Seguida desta apareceu uma moça muito branquinha, de cabelos lisos, castanho claro e olhos castanho mel, de estatura mediana, vestida de um vestido preto que se alongava até o joelho e uma sandália simples mas elegante de salto.
- Camila – Fio, apresentou-a fazendo com que esta ficasse um tanto vermelha.
- hmm já temos uma Camila – Akemi disse em tom de brincadeira apontando para Camila que estava um pouco atrás de si.
- Podem me chamar de Mila – Camila disse conseguindo ficar mais vermelha.
- E vocês fazem ideia de onde estamos? – Mitie perguntou colocando a mão na cintura.
- Em uma ruína grega – Annukka respondeu com um sorriso forçado.
- Obrigada – Mitie retribuiu o sorriso.
- Nós temos que ver onde estamos – Gabrielle disse chamando a atenção de todas – Temos que andar, aqui paradas não resolve nada.
- Não sei se consigo – Juliana disse em uma voz chorosa – Meu tornozelo ta doendo muito…
- Nós te ajudamos – Akemi, disse já ajudando Juliana a se levantar. Passou o braço desta pelo seu pescoço e em seguida Mitie que já tinha se aproximado fez o mesmo.
- Ok então vamos – Annukka tomou a dianteira, sendo seguida pelas outras.
Caminharam por entre as ruínas durante um tempo que pareceu uma eternidade de baixo daquele sol escaldante, apenas parando para que Juliana massagiasse um pouco o tornozelo.
Mitie tinha acabado de conhece-la mas isso não impedia sua preocupação. Chegou até a pensar que Juliana podia ter quebrado o tornozelo, o que podia ser perigoso se não cuidasse rapidamente daquilo, mas decidiu não falar nada.

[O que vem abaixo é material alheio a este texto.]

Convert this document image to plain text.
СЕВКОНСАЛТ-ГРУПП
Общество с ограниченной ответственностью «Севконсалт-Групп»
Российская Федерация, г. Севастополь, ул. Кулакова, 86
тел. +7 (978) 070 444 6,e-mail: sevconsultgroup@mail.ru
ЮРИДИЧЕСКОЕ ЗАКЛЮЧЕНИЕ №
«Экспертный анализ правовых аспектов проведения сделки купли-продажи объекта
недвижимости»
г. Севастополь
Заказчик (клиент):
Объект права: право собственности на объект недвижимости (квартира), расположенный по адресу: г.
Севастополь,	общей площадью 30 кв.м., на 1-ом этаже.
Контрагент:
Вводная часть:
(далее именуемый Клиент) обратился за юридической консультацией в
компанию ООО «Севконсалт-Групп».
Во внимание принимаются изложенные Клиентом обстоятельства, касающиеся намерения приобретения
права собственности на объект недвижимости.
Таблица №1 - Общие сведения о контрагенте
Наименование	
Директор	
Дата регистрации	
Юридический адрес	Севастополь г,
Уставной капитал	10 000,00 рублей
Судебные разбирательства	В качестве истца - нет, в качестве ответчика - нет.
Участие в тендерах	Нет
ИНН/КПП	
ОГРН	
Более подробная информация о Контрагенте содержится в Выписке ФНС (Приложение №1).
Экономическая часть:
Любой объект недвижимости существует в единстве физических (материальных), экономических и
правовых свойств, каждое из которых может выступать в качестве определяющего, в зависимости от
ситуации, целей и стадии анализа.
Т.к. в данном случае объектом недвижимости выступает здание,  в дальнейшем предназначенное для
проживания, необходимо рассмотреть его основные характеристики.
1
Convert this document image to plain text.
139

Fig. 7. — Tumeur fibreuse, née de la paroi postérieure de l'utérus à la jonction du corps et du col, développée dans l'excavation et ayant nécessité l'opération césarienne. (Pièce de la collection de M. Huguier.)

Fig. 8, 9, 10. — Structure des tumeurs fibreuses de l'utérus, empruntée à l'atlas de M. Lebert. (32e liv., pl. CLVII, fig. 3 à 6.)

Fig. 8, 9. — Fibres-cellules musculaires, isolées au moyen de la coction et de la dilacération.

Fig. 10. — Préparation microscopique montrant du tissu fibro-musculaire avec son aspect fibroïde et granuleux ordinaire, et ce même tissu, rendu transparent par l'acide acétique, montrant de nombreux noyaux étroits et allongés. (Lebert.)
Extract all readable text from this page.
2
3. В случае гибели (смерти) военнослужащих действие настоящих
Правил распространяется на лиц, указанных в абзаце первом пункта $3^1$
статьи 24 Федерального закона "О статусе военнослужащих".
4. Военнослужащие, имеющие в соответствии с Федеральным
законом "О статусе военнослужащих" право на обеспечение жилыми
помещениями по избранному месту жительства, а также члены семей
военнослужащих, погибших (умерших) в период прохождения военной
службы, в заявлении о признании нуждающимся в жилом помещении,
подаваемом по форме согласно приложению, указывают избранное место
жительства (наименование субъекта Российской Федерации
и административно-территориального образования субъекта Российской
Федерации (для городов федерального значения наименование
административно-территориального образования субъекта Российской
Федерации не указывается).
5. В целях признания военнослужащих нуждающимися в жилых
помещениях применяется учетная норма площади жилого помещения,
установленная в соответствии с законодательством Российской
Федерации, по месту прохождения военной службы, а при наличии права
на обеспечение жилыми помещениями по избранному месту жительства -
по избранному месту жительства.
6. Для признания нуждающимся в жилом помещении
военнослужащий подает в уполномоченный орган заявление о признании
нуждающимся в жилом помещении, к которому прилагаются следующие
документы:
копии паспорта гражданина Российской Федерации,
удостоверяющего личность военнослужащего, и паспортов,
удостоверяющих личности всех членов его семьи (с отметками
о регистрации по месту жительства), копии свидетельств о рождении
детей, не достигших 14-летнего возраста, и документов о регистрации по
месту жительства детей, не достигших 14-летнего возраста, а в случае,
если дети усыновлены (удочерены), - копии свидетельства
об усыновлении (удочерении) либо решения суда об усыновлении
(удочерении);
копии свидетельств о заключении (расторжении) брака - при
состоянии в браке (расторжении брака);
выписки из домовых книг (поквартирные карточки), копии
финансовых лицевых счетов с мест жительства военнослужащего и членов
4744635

O mais incrível é que não tinha viva alma pelo caminho e, a sede e a fome já começavam a reinar entre as meninas.
- Não é possível!!! – Megara esbravejou – Que inferno!!! Eu estou morrendo de sede e não tem nada.
- Eu também to morrendo de sede e fome – concordou Mila.
- E parando toda hora só piora as coisas – Megara disse sem pensar. – Ai desculpa – pediu olhando para Juliana – Eu sei que deve estar doendo…
- Vamos fazer o seguinte – Mitie começou – Nós tentamos andar mais um pouco - Disse olhando Juliana. - Se você não aguentar nós paramos e elas continuam, assim que encontrarem alguém pedem ajuda para vir nos buscar, certo?! – Concluiu olhando para todas que aceitaram na mesma hora.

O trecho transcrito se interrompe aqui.